As for medical causation, an authorized treating physician wrote, “I feel like this is at the very least an aggravation of a preexisting problem secondary to walking with [a] flexion contracture to the right knee.” Sherrill argued that the doctor’s use of the words “secondary to” did not comport with the statutory definition that an injury must arise “primarily” out of and in the course and scope of employment.
The same physician later responded to Global’s causation letter that Hudgins’ condition “possibly” arose from the work injury. Sherrill said that as time passed, the doctor was backing off from his earlier opinion, and that her preexisting degenerative disc disease was the primary cause of the later symptoms.
But Matthew Coleman, Hudgins’ attorney, said that physicians often use “secondary to” to mean “due to,” “caused by,” or “resulting from.” He further argued that case law permits judges to draw “reasonable inferences” from the lay testimony and expert opinions, and the record as a whole supported the judge’s order.
Coleman noted delays in Global authorizing treatment throughout the case and said, “They only denied treatment when the back doctor … made a recommendation for surgery. That was the kicker that put them into the denial stage.”
No opinion on causation for alleged gradual injury
In Ibarra v. Amazon Fulfillment Services, the employer appealed an order concluding that Grecia Ibarra sustained a gradual injury identifiable by time and place, where the authorized treating physician didn’t offer an opinion on medical causation but made a specialist referral.
Judge Conner asked Amazon’s attorney, Tiffany Sherrill, if Ibarra satisfied the specific incident requirement by testifying that she was “lifting totes” at work and her pain started in “September.” Sherrill responded that Ibarra was just describing her job duties, and, “‘September’ is not really identifiable by time. September is a long month; there’s plenty of days in September it could’ve been.”
Sherrill further noted that Ibarra originally described her back pain as “soreness.”
“If this Board recognizes ‘soreness’ as an actual injury, it would have horrible ramifications for any employers who hire employees for physical labor, because any time an employee is sore from doing work that by its nature can cause you to be sore, they could potentially be entitled to workers’ compensation benefits.”
As to medical causation, the initial panel physician said causation was “unknown” and referred Ibarra to a specialist.
“She [the doctor] didn’t specifically say it’s not [work-related], but she said that she couldn’t say it was. So in that scenario, my client does not feel that they have an obligation to provide continued treatment,” Sherrill told the Board. “At some point, there has to be a stop. I mean, how many panels does my client have to provide before somebody can provide an opinion?”
Regarding “soreness,” Chris Markel, Ibarra’s attorney, urged the judges to consider the entire transcript. “If you take certain parts out of context, it may be viewed a certain way.

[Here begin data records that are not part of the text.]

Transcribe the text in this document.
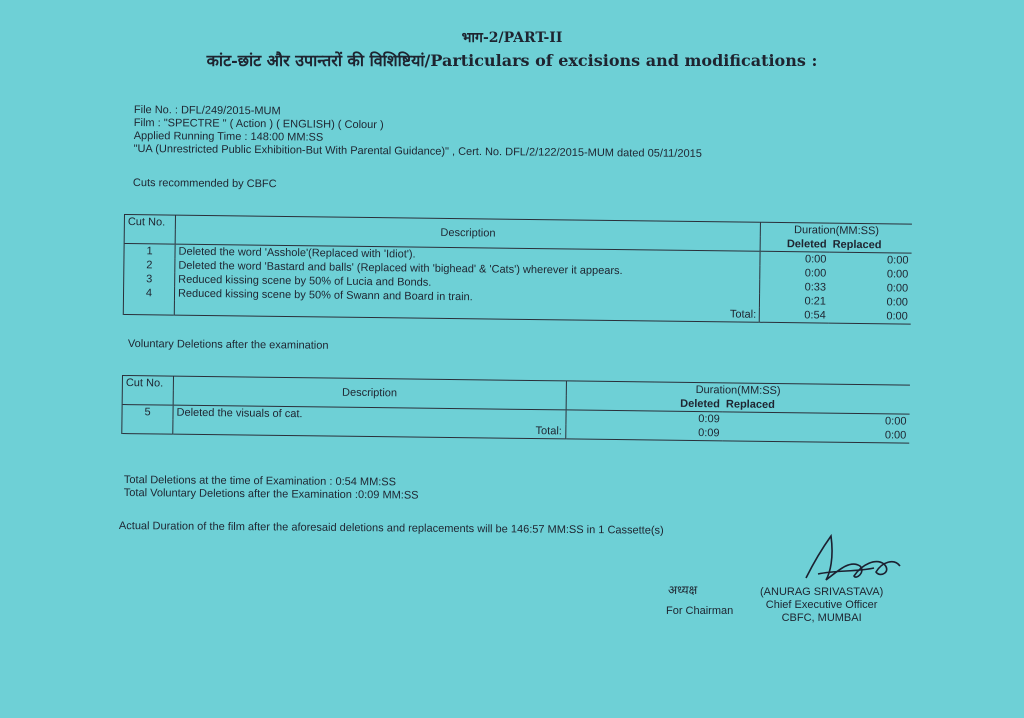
भाग-2/PART-II
कांट-छांट और उपान्तरों की विशिष्टियां/Particulars of excisions and modifications :
File No. : DFL/249/2015-MUM
Film : "SPECTRE " ( Action ) ( ENGLISH) ( Colour )
Applied Running Time : 148:00 MM:SS
"UA (Unrestricted Public Exhibition-But With Parental Guidance)" , Cert. No. DFL/2/122/2015-MUM dated 05/11/2015
Cuts recommended by CBFC
Cut No.	Description	Duration(MM:SS)	
		Deleted	Replaced
1	Deleted the word 'Asshole'(Replaced with 'Idiot').	0:00	0:00
2	Deleted the word 'Bastard and balls' (Replaced with 'bighead' & 'Cats') wherever it appears.	0:00	0:00
3	Reduced kissing scene by 50% of Lucia and Bonds.	0:33	0:00
4	Reduced kissing scene by 50% of Swann and Board in train.	0:21	0:00
	Total:	0:54	0:00
Voluntary Deletions after the examination
Cut No.	Description	Duration(MM:SS)	
		Deleted	Replaced
5	Deleted the visuals of cat.	0:09	0:00
	Total:	0:09	0:00
Total Deletions at the time of Examination : 0:54 MM:SS
Total Voluntary Deletions after the Examination :0:09 MM:SS
Actual Duration of the film after the aforesaid deletions and replacements will be 146:57 MM:SS in 1 Cassette(s)
अध्यक्ष
For Chairman
(ANURAG SRIVASTAVA)
Chief Executive Officer
CBFC, MUMBAI
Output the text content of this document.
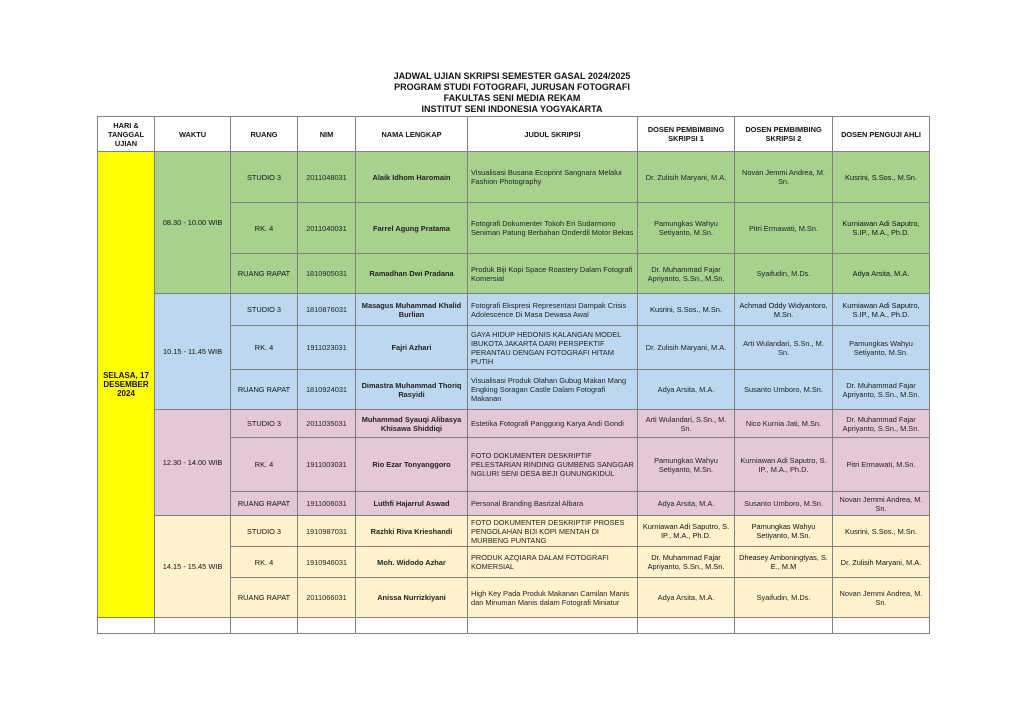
JADWAL UJIAN SKRIPSI SEMESTER GASAL 2024/2025
PROGRAM STUDI FOTOGRAFI, JURUSAN FOTOGRAFI
FAKULTAS SENI MEDIA REKAM
INSTITUT SENI INDONESIA YOGYAKARTA
HARI & TANGGAL UJIAN	WAKTU	RUANG	NIM	NAMA LENGKAP	JUDUL SKRIPSI	DOSEN PEMBIMBING SKRIPSI 1	DOSEN PEMBIMBING SKRIPSI 2	DOSEN PENGUJI AHLI
SELASA, 17 DESEMBER 2024	08.30 - 10.00 WIB	STUDIO 3	2011048031	Alaik Idhom Haromain	Visualisasi Busana Ecoprint Sangnara Melalui Fashion Photography	Dr. Zulisih Maryani, M.A.	Novan Jemmi Andrea, M. Sn.	Kusrini, S.Sos., M.Sn.
		RK. 4	2011040031	Farrel Agung Pratama	Fotografi Dokumenter Tokoh Eri Sudarmono Seniman Patung Berbahan Onderdil Motor Bekas	Pamungkas Wahyu Setiyanto, M.Sn.	Pitri Ermawati, M.Sn.	Kurniawan Adi Saputro, S.IP., M.A., Ph.D.
		RUANG RAPAT	1810905031	Ramadhan Dwi Pradana	Produk Biji Kopi Space Roastery Dalam Fotografi Komersial	Dr. Muhammad Fajar Apriyanto, S.Sn., M.Sn.	Syaifudin, M.Ds.	Adya Arsita, M.A.
	10.15 - 11.45 WIB	STUDIO 3	1810876031	Masagus Muhammad Khalid Burlian	Fotografi Ekspresi Representasi Dampak Crisis Adolescence Di Masa Dewasa Awal	Kusrini, S.Sos., M.Sn.	Achmad Oddy Widyantoro, M.Sn.	Kurniawan Adi Saputro, S.IP., M.A., Ph.D.
		RK. 4	1911023031	Fajri Azhari	GAYA HIDUP HEDONIS KALANGAN MODEL IBUKOTA JAKARTA DARI PERSPEKTIF PERANTAU DENGAN FOTOGRAFI HITAM PUTIH	Dr. Zulisih Maryani, M.A.	Arti Wulandari, S.Sn., M. Sn.	Pamungkas Wahyu Setiyanto, M.Sn.
		RUANG RAPAT	1810924031	Dimastra Muhammad Thoriq Rasyidi	Visualisasi Produk Olahan Gubug Makan Mang Engking Soragan Castle Dalam Fotografi Makanan	Adya Arsita, M.A.	Susanto Umboro, M.Sn.	Dr. Muhammad Fajar Apriyanto, S.Sn., M.Sn.
	12.30 - 14.00 WIB	STUDIO 3	2011035031	Muhammad Syauqi Alibasya Khisawa Shiddiqi	Estetika Fotografi Panggung Karya Andi Gondi	Arti Wulandari, S.Sn., M. Sn.	Nico Kurnia Jati, M.Sn.	Dr. Muhammad Fajar Apriyanto, S.Sn., M.Sn.
		RK. 4	1911003031	Rio Ezar Tonyanggoro	FOTO DOKUMENTER DESKRIPTIF PELESTARIAN RINDING GUMBENG SANGGAR NGLURI SENI DESA BEJI GUNUNGKIDUL	Pamungkas Wahyu Setiyanto, M.Sn.	Kurniawan Adi Saputro, S. IP., M.A., Ph.D.	Pitri Ermawati, M.Sn.
		RUANG RAPAT	1911006031	Luthfi Hajarrul Aswad	Personal Branding Basrizal Albara	Adya Arsita, M.A.	Susanto Umboro, M.Sn.	Novan Jemmi Andrea, M. Sn.
	14.15 - 15.45 WIB	STUDIO 3	1910987031	Razhki Riva Krieshandi	FOTO DOKUMENTER DESKRIPTIF PROSES PENGOLAHAN BIJI KOPI MENTAH DI MURBENG PUNTANG	Kurniawan Adi Saputro, S. IP., M.A., Ph.D.	Pamungkas Wahyu Setiyanto, M.Sn.	Kusrini, S.Sos., M.Sn.
		RK. 4	1910946031	Moh. Widodo Azhar	PRODUK AZQIARA DALAM FOTOGRAFI KOMERSIAL	Dr. Muhammad Fajar Apriyanto, S.Sn., M.Sn.	Dheasey Amboningtyas, S. E., M.M	Dr. Zulisih Maryani, M.A.
		RUANG RAPAT	2011066031	Anissa Nurrizkiyani	High Key Pada Produk Makanan Camilan Manis dan Minuman Manis dalam Fotografi Miniatur	Adya Arsita, M.A.	Syaifudin, M.Ds.	Novan Jemmi Andrea, M. Sn.
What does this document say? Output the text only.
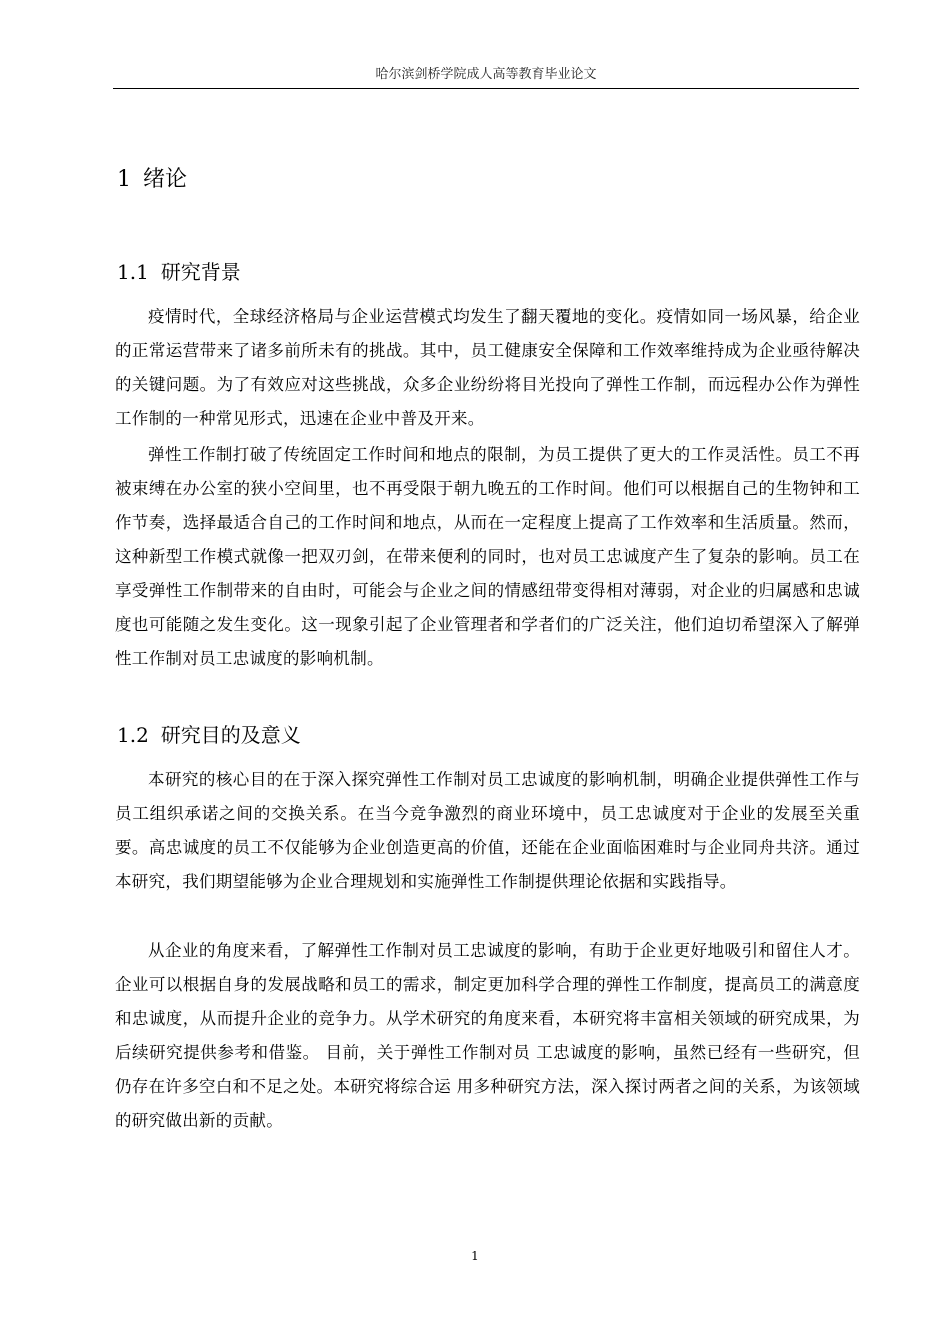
哈尔滨剑桥学院成人高等教育毕业论文
1 绪论
1.1 研究背景

疫情时代，全球经济格局与企业运营模式均发生了翻天覆地的变化。疫情如同一场风暴，给企业的正常运营带来了诸多前所未有的挑战。其中，员工健康安全保障和工作效率维持成为企业亟待解决的关键问题。为了有效应对这些挑战，众多企业纷纷将目光投向了弹性工作制，而远程办公作为弹性工作制的一种常见形式，迅速在企业中普及开来。

弹性工作制打破了传统固定工作时间和地点的限制，为员工提供了更大的工作灵活性。员工不再被束缚在办公室的狭小空间里，也不再受限于朝九晚五的工作时间。他们可以根据自己的生物钟和工作节奏，选择最适合自己的工作时间和地点，从而在一定程度上提高了工作效率和生活质量。然而，这种新型工作模式就像一把双刃剑，在带来便利的同时，也对员工忠诚度产生了复杂的影响。员工在享受弹性工作制带来的自由时，可能会与企业之间的情感纽带变得相对薄弱，对企业的归属感和忠诚度也可能随之发生变化。这一现象引起了企业管理者和学者们的广泛关注，他们迫切希望深入了解弹性工作制对员工忠诚度的影响机制。

1.2 研究目的及意义

本研究的核心目的在于深入探究弹性工作制对员工忠诚度的影响机制，明确企业提供弹性工作与员工组织承诺之间的交换关系。在当今竞争激烈的商业环境中，员工忠诚度对于企业的发展至关重要。高忠诚度的员工不仅能够为企业创造更高的价值，还能在企业面临困难时与企业同舟共济。通过本研究，我们期望能够为企业合理规划和实施弹性工作制提供理论依据和实践指导。

从企业的角度来看，了解弹性工作制对员工忠诚度的影响，有助于企业更好地吸引和留住人才。企业可以根据自身的发展战略和员工的需求，制定更加科学合理的弹性工作制度，提高员工的满意度和忠诚度，从而提升企业的竞争力。从学术研究的角度来看，本研究将丰富相关领域的研究成果，为后续研究提供参考和借鉴。 目前，关于弹性工作制对员 工忠诚度的影响，虽然已经有一些研究，但仍存在许多空白和不足之处。本研究将综合运 用多种研究方法，深入探讨两者之间的关系，为该领域的研究做出新的贡献。

1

But if you read the transcript as a whole, it’s very clear that she said, ‘I have an injury. It’s related to lifting the totes.’”
As to the lack of a causation opinion, Markel said, “If the initial treating physician says, ‘This requires a specialist to make a determination as to causation,’ I think there’s certainly enough room in the law to say that at that point, the person has to go to a specialist. Because there are … innumerable conditions that a walk-in clinic or a general practice physician is probably not going to be able to opine to as far as causation.”
By statute, the Board must issue opinions within 20 business days of the arguments.